Thursday, April 22, 2010

Random Links for the Day

FemaleScienceProfessor tells an Evil Reviewer story.

The CRA blog tells us that DARPA is back, in terms of funding university research.  Ed Lazowska has related posts here and here at the CCC blog.

If you think deciding authorship is complicated normally, what about for Polymath projects?

For my last lecture in Algorithms and Data Structures, I try to show something that I, at least, think is amazing:  maximal palindromes can be found in linear time.   (pp. 197-198 of Gusfield's book Algorithms on Strings, Trees and Sequences: Computer Science and Computational Biology). 

But this year, I didn't miss enough lectures during the semester.  So I still have one more lecture -- a good excuse to finally add a brief discussion of Bubblesearch (randomized greedy) and maybe also Human-Guided Tabu Search into the class. 


Geoff Knauth said...

Looks like an interesting book, thanks for the tip. We had a colloquium speaker today on computational biology. This is very useful. Is this book the best general reference to date for the subject? I'm puzzled/amused so much work is still done in Perl, but I gather it's because searches are mostly ad hoc.

Anonymous said...

You could also take the opportunity to, you know, not talk about your own one-off papers but instead lecture on interesting/cool stuff done by other people. How about locally-sensitive hashing?

Michael Mitzenmacher said...

Anon #2: LSH is an interesting topic, but doesn't really fit naturally in the class -- particularly for a last 1/2-lecture or so.

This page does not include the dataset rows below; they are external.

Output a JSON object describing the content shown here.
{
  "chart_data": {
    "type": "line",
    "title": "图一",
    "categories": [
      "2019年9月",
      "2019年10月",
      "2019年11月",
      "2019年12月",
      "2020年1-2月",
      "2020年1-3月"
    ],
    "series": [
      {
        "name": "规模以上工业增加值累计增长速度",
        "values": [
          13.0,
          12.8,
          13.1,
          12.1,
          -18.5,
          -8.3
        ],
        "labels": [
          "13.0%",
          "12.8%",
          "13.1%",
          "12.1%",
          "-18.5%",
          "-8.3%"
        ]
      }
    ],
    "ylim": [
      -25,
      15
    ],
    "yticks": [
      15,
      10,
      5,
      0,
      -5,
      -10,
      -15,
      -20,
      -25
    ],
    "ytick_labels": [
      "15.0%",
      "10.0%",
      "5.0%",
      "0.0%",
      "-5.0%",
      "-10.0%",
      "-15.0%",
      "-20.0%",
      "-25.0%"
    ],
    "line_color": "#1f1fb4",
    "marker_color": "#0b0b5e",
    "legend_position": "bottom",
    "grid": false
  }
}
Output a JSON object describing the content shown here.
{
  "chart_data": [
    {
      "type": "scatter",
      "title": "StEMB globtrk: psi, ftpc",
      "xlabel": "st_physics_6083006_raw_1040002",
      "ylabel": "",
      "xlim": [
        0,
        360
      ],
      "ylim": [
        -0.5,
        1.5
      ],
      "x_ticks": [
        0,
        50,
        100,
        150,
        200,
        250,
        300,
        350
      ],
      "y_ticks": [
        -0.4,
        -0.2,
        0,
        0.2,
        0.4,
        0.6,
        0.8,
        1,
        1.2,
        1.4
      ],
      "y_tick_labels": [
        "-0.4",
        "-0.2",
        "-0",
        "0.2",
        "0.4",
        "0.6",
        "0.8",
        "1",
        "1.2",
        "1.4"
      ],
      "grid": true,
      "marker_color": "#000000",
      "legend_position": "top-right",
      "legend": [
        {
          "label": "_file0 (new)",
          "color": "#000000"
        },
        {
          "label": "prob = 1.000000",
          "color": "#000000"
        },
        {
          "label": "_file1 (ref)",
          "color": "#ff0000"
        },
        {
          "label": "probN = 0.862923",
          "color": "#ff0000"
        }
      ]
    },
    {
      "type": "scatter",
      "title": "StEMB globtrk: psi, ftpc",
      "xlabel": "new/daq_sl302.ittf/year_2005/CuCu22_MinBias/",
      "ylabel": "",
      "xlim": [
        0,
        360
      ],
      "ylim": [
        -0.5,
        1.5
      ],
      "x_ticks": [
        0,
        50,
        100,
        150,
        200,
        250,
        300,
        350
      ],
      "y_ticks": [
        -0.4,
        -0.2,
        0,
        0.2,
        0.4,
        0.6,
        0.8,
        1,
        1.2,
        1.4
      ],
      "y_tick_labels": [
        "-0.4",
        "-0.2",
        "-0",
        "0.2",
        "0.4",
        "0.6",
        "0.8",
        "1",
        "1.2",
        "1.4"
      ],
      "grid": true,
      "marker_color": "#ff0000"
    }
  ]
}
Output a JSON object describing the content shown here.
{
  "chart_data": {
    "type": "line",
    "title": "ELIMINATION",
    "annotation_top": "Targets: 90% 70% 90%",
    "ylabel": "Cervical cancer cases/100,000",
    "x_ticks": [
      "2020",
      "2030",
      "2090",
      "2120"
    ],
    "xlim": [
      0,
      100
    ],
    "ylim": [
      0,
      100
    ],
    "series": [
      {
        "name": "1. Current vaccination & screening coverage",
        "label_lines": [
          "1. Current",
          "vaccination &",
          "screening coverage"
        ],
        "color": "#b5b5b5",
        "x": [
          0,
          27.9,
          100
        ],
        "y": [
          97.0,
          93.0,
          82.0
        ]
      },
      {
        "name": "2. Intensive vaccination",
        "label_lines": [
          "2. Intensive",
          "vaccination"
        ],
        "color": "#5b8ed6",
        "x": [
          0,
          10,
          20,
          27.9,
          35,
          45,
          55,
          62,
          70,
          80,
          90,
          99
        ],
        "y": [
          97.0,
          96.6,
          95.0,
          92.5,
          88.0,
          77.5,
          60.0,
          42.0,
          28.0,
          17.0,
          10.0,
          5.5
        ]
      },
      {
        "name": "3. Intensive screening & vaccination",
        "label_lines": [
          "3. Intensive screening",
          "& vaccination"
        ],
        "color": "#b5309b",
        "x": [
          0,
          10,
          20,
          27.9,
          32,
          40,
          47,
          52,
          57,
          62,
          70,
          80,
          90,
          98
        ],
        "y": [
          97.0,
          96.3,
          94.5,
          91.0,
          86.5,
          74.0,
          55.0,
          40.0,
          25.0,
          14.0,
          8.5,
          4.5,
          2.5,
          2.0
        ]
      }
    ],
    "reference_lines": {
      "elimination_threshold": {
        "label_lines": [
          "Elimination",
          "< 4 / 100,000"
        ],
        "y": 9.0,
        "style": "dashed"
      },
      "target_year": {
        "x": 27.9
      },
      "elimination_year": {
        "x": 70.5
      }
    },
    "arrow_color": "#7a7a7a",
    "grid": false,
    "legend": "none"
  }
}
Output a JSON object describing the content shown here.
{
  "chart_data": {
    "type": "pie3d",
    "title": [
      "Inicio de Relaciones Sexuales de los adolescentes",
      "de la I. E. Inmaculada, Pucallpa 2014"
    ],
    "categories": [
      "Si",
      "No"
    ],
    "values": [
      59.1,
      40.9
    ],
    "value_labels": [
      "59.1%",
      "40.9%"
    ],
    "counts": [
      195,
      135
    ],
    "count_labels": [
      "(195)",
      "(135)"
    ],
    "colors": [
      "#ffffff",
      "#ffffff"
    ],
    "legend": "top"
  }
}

Since I've often said in this blog (and, indeed, probably several other blogs) that I think "heuristic methods" are under-discussed in algorithms classes, it makes sense to spend the bit of time on them (especially as it's the subject of the programming assignment they're turning in that day). Since I've often said that BubbleSearch should be taught in every undergrad algorithms class, as it is a very simple and useful generalization for greedy algorithms, it makes sense I'd teach that. Finally, since I don't generally talk about "things I do" in class -- the closest is the lecture I spend on document similarity, following the approach of Andrei Broder, which does use min-wise independent permutations, but I gloss that over -- I think giving them context of "things their professor(s) do" is a reasonable thing.

There, that seems like a nice, professional response to your comment -- even though the tone of your first sentence makes you seem like something of a jerk.